Keep track of your Roth IRA contributions, said Ed Slott, founder of Ed Slott & Company. Remember, there is no age limit to add to your account, but there is an income limit.

"The Roth contribution is not shown on your tax return, so you have to keep track of your contributions to know how much can be withdrawn tax free," said Slott. "After age 59 ½ and five years it no longer matters."

Slott added that Roth account holders need to take the Saver's Tax Credit -- up to $1,000 -- if their income is low.

He also said there is no age limit for making a Roth IRA contribution. Savers can continue making Roth IRA contributions even after age 70 ½ if they have earnings, or if their spouse does.

"There are no income limits for traditional IRA contributions, but there are income limits for making Roth IRA contributions," said Slott. "You can make the full Roth IRA contribution if your 2015 income is under $183,000 for a married couple, or $116,000 if you are single."
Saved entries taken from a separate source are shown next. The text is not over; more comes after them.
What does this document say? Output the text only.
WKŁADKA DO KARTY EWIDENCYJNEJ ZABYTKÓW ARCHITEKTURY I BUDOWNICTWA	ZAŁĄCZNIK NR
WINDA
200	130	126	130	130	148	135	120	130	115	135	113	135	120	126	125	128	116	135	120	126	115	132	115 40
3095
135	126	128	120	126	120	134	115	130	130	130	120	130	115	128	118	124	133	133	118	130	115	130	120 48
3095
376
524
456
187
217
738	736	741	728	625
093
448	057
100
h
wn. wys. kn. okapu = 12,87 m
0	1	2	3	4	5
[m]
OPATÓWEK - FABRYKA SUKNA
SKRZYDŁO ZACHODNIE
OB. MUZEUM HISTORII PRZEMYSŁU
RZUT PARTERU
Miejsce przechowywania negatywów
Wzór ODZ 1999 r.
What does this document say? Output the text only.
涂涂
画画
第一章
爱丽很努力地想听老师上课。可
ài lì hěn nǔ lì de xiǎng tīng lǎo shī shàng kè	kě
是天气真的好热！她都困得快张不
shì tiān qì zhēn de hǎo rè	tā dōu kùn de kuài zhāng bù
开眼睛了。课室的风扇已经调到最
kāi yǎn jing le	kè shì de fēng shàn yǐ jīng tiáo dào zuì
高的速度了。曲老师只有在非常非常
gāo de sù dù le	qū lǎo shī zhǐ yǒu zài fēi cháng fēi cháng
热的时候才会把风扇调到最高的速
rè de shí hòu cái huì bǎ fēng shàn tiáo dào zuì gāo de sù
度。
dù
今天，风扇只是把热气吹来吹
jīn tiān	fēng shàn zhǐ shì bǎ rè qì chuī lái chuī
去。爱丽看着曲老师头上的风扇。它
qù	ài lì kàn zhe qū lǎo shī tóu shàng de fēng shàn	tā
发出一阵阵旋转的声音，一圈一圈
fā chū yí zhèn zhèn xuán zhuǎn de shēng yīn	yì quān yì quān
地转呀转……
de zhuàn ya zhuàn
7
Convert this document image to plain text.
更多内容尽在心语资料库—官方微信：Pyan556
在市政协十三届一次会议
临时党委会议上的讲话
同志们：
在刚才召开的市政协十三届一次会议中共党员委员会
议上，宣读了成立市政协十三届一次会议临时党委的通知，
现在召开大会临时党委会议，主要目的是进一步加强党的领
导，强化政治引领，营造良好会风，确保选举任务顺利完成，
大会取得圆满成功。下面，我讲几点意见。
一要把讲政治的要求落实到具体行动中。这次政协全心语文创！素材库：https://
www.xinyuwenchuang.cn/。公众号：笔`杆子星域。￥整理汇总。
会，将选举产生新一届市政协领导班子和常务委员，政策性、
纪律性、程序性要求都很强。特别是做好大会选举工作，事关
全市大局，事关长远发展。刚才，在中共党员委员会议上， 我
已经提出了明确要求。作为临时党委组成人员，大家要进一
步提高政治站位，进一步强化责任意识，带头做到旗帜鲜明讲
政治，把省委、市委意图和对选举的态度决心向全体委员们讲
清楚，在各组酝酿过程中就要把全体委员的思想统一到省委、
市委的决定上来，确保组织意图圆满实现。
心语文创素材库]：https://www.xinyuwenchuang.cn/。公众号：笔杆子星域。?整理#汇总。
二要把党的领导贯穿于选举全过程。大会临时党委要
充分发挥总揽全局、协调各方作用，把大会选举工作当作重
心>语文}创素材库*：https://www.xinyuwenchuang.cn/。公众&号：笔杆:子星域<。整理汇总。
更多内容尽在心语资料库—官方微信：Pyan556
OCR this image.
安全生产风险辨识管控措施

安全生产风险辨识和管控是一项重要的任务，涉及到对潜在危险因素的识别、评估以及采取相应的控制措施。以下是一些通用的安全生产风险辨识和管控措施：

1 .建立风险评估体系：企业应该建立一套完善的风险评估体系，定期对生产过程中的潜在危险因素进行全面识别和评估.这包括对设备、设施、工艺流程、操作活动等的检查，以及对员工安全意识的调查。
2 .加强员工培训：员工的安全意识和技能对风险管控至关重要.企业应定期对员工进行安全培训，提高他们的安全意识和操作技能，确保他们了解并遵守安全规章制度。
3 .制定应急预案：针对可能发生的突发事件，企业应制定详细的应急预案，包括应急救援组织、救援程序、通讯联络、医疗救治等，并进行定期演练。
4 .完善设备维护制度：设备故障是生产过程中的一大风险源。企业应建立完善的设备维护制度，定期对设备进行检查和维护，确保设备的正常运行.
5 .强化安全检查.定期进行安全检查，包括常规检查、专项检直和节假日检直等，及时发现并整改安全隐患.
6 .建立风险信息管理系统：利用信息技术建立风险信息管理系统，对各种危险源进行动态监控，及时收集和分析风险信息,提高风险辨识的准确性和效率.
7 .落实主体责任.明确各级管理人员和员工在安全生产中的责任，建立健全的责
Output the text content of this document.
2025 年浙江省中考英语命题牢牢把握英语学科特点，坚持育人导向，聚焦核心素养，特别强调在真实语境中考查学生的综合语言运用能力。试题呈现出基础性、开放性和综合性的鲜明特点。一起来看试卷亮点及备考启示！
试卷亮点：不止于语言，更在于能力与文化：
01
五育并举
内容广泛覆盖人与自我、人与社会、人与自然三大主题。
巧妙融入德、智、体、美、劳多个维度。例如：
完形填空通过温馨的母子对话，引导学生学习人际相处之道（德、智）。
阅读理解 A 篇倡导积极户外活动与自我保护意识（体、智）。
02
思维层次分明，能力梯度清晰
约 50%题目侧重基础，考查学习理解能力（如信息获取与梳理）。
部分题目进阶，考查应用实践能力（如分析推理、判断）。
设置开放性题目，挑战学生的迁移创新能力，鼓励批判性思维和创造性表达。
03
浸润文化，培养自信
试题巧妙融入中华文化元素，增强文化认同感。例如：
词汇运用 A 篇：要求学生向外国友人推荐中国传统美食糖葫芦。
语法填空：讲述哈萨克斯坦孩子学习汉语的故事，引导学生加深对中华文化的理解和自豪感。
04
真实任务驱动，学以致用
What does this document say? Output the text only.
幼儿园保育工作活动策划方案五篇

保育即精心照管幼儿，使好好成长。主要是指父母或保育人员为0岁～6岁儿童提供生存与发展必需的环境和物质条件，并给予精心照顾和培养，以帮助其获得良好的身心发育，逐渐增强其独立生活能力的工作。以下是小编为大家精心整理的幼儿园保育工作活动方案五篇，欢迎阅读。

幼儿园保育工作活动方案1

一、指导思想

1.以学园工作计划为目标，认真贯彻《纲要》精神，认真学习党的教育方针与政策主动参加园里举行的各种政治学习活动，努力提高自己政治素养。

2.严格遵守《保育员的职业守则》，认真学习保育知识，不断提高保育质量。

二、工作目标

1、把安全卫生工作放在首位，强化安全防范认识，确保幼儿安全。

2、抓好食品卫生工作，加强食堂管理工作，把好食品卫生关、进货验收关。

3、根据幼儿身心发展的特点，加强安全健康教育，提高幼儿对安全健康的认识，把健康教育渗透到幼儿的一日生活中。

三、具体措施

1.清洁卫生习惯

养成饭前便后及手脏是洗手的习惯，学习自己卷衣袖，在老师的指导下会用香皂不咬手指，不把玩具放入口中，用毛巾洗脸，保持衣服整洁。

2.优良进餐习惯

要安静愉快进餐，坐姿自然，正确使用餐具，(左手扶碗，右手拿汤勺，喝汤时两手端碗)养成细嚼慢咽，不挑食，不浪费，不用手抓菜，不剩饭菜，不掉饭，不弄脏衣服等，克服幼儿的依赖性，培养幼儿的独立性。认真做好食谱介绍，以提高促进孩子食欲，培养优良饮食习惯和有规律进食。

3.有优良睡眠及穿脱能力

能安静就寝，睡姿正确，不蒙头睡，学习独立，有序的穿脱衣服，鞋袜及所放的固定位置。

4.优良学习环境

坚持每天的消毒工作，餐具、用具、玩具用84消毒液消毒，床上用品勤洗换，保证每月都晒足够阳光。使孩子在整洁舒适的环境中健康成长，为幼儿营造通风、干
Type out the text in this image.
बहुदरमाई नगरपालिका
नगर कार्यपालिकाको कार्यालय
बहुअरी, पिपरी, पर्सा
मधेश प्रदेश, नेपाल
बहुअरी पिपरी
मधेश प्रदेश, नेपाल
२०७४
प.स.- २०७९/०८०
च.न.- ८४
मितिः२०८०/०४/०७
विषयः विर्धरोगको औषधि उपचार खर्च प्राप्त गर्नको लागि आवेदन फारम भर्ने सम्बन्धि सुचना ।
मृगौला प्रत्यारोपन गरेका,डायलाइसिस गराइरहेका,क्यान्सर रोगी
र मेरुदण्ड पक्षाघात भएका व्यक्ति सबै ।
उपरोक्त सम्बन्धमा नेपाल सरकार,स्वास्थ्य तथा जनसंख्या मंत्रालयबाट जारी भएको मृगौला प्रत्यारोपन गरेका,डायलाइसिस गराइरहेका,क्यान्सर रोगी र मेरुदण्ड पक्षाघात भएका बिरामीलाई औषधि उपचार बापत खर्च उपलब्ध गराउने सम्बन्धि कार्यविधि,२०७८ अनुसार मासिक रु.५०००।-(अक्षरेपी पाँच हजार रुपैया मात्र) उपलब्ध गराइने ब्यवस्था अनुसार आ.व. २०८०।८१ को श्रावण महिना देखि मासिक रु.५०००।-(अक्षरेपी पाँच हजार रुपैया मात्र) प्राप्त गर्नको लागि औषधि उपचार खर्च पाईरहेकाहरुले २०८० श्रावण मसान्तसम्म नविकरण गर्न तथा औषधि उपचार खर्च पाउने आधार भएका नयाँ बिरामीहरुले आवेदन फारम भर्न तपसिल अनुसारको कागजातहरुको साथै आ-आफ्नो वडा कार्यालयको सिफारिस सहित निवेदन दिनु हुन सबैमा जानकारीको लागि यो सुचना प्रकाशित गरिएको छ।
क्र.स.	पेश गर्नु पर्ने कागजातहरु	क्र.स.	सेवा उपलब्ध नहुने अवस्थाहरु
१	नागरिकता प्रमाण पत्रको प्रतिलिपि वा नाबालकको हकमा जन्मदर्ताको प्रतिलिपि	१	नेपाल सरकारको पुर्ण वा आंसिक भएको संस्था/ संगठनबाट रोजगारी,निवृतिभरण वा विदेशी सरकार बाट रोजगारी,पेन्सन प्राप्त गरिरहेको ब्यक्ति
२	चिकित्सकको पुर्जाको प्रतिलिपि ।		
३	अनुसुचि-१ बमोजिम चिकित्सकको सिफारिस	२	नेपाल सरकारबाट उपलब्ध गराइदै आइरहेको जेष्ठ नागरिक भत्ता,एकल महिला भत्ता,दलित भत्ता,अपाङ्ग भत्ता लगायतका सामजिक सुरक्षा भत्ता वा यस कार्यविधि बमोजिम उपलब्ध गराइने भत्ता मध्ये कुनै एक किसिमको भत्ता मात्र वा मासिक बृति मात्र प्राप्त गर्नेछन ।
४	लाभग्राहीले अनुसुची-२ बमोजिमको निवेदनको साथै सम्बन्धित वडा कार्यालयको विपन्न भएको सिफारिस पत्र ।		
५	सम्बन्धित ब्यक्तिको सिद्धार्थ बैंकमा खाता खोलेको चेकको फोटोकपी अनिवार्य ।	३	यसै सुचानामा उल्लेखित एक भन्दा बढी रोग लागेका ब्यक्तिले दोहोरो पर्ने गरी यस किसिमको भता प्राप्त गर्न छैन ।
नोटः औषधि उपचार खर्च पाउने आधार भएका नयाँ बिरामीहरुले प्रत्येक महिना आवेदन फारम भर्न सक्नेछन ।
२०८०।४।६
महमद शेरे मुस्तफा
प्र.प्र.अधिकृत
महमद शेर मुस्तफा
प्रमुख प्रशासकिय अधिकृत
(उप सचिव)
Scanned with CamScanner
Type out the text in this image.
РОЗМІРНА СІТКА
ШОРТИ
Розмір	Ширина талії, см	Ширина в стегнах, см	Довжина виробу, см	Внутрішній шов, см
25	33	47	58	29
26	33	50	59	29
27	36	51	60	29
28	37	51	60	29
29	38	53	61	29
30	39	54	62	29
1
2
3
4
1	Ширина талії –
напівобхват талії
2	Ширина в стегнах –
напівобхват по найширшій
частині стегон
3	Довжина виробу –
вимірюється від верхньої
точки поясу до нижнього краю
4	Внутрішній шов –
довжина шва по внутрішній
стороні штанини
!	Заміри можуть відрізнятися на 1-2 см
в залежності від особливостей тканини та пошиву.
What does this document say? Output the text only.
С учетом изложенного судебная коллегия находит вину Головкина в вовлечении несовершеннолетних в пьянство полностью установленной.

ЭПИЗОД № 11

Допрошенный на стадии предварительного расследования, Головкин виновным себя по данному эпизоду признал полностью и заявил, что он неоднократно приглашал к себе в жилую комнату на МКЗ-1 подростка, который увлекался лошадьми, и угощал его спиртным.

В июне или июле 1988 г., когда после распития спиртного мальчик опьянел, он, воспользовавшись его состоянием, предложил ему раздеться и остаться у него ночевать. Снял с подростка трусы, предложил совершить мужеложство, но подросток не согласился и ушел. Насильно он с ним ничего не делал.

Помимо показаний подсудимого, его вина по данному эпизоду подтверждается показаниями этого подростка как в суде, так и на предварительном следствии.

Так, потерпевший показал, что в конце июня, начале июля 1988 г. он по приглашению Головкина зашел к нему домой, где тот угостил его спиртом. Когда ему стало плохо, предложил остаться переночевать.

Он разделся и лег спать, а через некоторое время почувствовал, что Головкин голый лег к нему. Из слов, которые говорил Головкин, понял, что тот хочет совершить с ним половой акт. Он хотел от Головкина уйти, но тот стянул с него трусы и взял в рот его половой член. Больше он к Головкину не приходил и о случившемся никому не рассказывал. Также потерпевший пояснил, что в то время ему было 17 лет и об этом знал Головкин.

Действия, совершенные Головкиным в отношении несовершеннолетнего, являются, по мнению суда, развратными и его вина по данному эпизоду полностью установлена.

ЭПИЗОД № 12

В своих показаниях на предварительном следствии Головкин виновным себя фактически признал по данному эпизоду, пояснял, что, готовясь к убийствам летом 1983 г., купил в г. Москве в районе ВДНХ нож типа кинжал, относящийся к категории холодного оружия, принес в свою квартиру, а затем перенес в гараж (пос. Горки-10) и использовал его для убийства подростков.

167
It's worth noting, however, that your spouse's income can make you ineligible for a Roth IRA contribution, since the income is combined, according to Slott. If you are over the income limit, Slott suggested making a traditional nondeductible IRA contribution and converting that to a Roth IRA because there are no income limits for Roth conversions.

Savers can also make a Roth contribution in addition to their 401(k), said Slott.

"Contributing to a 401(k) does not limit your eligibility to also contribute to a Roth IRA as long as you otherwise qualify by being under the income limits," said Slott, adding that contributing to a 401(k) does not limit one's eligibility to contribute to a traditional IRA, except that if your income is too high, that IRA contribution may not be deductible.

Finally, Slott said there are no required minimum distributions (RMD) for a Roth IRA, but beneficiaries do have to take them.